Steamboat Springs Despite the fact that I think the Routt Divide Blowdown is an awesome spectacle of nature that everyone should see, I hope the Mad Creek fire burns as many patches of the downed trees as it possibly can before there are dry, standing beetle kill trees all over the forest.
For a month, the Mad Creek fire has gone back and forth from smoldering hot spots to a blazing fire in the Mount Zirkel Wilderness, just north of Steamboat Springs. It is not threatening private land and is mainly staying in blowdown patches of the forest. Most of the 1,300 acres burned has been blowdown.
Fire officials say the high fuel load of the blowdown retains heat very well, and combined with the rugged terrain in the wilderness, it is nearly impossible for fire crews to safely get to the fire and put it out completely. Plus, because the blowdown is so thick 10 feet high in some sections dousing the fire from a helicopter doesn't work because the water won't penetrate the toppled timber.
The fire probably won't be completely out until a major weather event happens, which might not be until the winter. But that might not even do the trick.
Mike Rieser, fire management officer for the Craig-Routt Fire Management Unit, has said it isn't unheard of for a fire in heavy fuels to stay hot through the winter and then stoke up after the thaw.

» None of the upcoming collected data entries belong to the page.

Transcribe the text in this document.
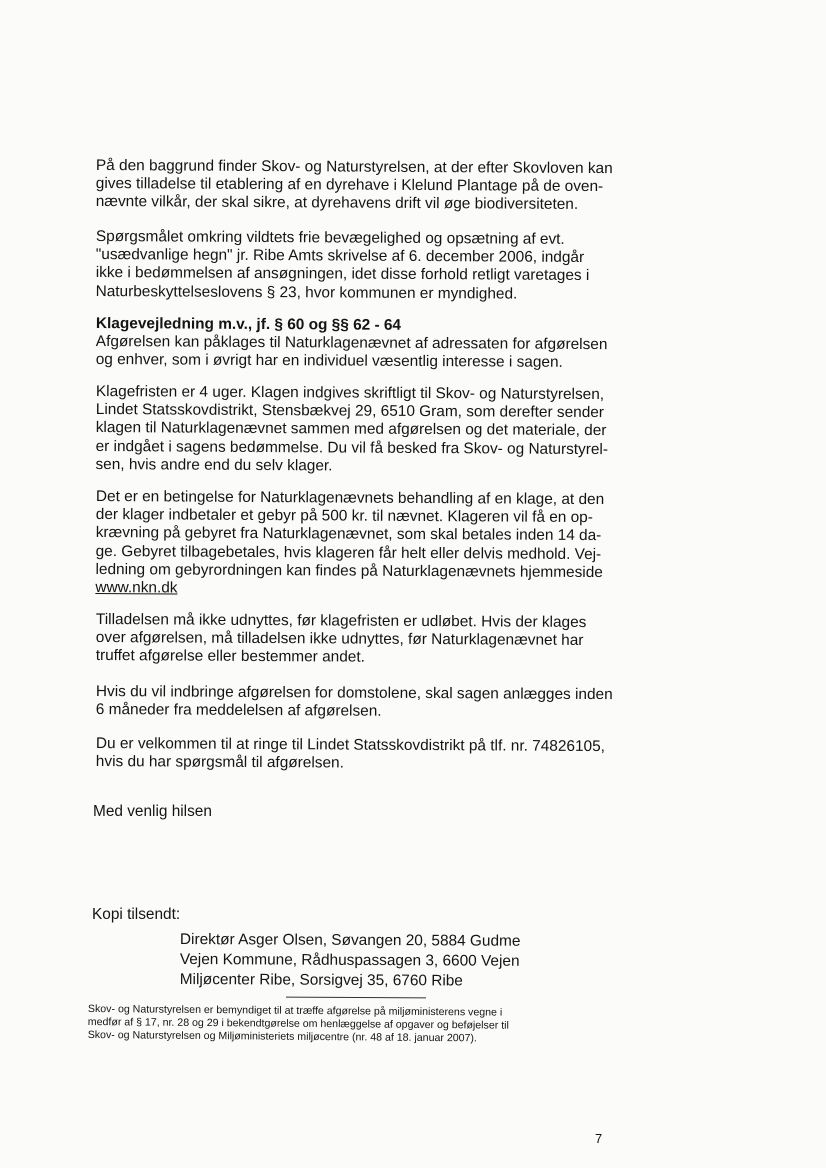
På den baggrund finder Skov- og Naturstyrelsen, at der efter Skovloven kan
gives tilladelse til etablering af en dyrehave i Klelund Plantage på de oven-
nævnte vilkår, der skal sikre, at dyrehavens drift vil øge biodiversiteten.
Spørgsmålet omkring vildtets frie bevægelighed og opsætning af evt.
"usædvanlige hegn" jr. Ribe Amts skrivelse af 6. december 2006, indgår
ikke i bedømmelsen af ansøgningen, idet disse forhold retligt varetages i
Naturbeskyttelseslovens § 23, hvor kommunen er myndighed.
Klagevejledning m.v., jf. § 60 og §§ 62 - 64
Afgørelsen kan påklages til Naturklagenævnet af adressaten for afgørelsen
og enhver, som i øvrigt har en individuel væsentlig interesse i sagen.
Klagefristen er 4 uger. Klagen indgives skriftligt til Skov- og Naturstyrelsen,
Lindet Statsskovdistrikt, Stensbækvej 29, 6510 Gram, som derefter sender
klagen til Naturklagenævnet sammen med afgørelsen og det materiale, der
er indgået i sagens bedømmelse. Du vil få besked fra Skov- og Naturstyrel-
sen, hvis andre end du selv klager.
Det er en betingelse for Naturklagenævnets behandling af en klage, at den
der klager indbetaler et gebyr på 500 kr. til nævnet. Klageren vil få en op-
krævning på gebyret fra Naturklagenævnet, som skal betales inden 14 da-
ge. Gebyret tilbagebetales, hvis klageren får helt eller delvis medhold. Vej-
ledning om gebyrordningen kan findes på Naturklagenævnets hjemmeside
www.nkn.dk
Tilladelsen må ikke udnyttes, før klagefristen er udløbet. Hvis der klages
over afgørelsen, må tilladelsen ikke udnyttes, før Naturklagenævnet har
truffet afgørelse eller bestemmer andet.
Hvis du vil indbringe afgørelsen for domstolene, skal sagen anlægges inden
6 måneder fra meddelelsen af afgørelsen.
Du er velkommen til at ringe til Lindet Statsskovdistrikt på tlf. nr. 74826105,
hvis du har spørgsmål til afgørelsen.

Med venlig hilsen

Kopi tilsendt:

Direktør Asger Olsen, Søvangen 20, 5884 Gudme
Vejen Kommune, Rådhuspassagen 3, 6600 Vejen
Miljøcenter Ribe, Sorsigvej 35, 6760 Ribe
Skov- og Naturstyrelsen er bemyndiget til at træffe afgørelse på miljøministerens vegne i
medfør af § 17, nr. 28 og 29 i bekendtgørelse om henlæggelse af opgaver og beføjelser til
Skov- og Naturstyrelsen og Miljøministeriets miljøcentre (nr. 48 af 18. januar 2007).

7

So why is that not a bad thing?
Among people in the U.S. Forest Service, the Routt National Forest is referred to as an asbestos forest. That doesn't mean hikers will be getting cancer; it means the forest doesn't burn much. The Forest Service has determined the last big burn in the Routt National Forest happened in the 1880s. Since then, a large amount of spruce and fir trees have grow in the forest, which are more resistant to fire than other trees.
But there are about 4 million dead, dry and blown-over trees mainly spruce and fir that have turned the asbestos forest into a matchbook forest. And by God's good will, it's going to burn sooner or later.
I say burn now, because I'm thinking about the bark beetle. In five years, we will see thousands of standing, dead spruce and pine trees in the forest. They won't be in nice little patches like the blowdown, either. The dead trees will extend throughout the forest and into urban areas.
The spruce beetle's population exploded in the blowdown, so mature spruce trees around the patches will link other dead trees through the forest. I'd feel a lot better about that if most of the blowdown is burned by that time. If not, it could be a source of a fire that actually threatens private property, burning out of the patches and toward the city.